StartOf4ByteString <- "<"
EndOfString <- "~"
StartOfDateTime <- "T"
StartOfBlob <- "B"
EndOfBlob <- "b"
StartOf4ByteInt <- "I"
StartOf8ByteInt <- "L"
StartOfReferenceDefinition <- "R"
StartOfReference <- "r"
NilToken <- "N"

CRC <- CRC32_POLY 0x04c11db7, The register is preinitialized to 0xffffffff. The end CRC is not complemented. I believe this is also the network byte order crc

5/16/98 - First creation
5/17/98 - 5/18/98 - Continued
6/5/98 - Continued with more info (types/stored) and format
6/6/98 - More work and info transfered from paper. Figured out the details on CRC and wheter to support multi byte intsc
6/7/98 - The basic Idea is down. Need to just work out the module format.

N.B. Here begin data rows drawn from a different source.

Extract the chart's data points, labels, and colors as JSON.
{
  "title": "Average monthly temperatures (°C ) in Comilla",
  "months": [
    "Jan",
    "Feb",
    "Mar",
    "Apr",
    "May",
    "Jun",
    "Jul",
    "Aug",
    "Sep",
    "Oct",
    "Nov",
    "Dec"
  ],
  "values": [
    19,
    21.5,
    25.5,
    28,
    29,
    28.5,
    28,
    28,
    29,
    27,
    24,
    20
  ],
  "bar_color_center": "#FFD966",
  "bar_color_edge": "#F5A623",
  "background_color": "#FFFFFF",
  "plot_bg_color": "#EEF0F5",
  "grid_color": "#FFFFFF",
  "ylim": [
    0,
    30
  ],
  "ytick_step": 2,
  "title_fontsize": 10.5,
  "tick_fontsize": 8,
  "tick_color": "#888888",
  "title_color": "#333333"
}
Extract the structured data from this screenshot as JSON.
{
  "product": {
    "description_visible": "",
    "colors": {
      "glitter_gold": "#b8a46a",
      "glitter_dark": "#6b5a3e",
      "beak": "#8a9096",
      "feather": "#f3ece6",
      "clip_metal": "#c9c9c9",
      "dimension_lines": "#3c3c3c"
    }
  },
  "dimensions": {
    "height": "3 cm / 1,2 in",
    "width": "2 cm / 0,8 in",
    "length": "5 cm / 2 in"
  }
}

6/15/98 - Made a few changes to what characters were used as delimiters a while ago. Now I'm changing the Array delimiters, I'm also making sure things are correct
7/8/98 - Added the change for the Todo
8/17/98 - Decided to change the format to handle the "mulitple links to the same object" requirement (cycles in the graph) This removes the todo of wanting unique strings since that is done as a side effect.
3/29/99 - Added, the nil object, this is just as important.
9/25/99 - Added the 'reference' object so that this indicates it refers to an object identified as an integer'
9/26/99 - Changed the format so that there are two references. Also, I added the reference object to the string and to the dictionary as part of the definition (instead of using 'R'. It was ambiguous.)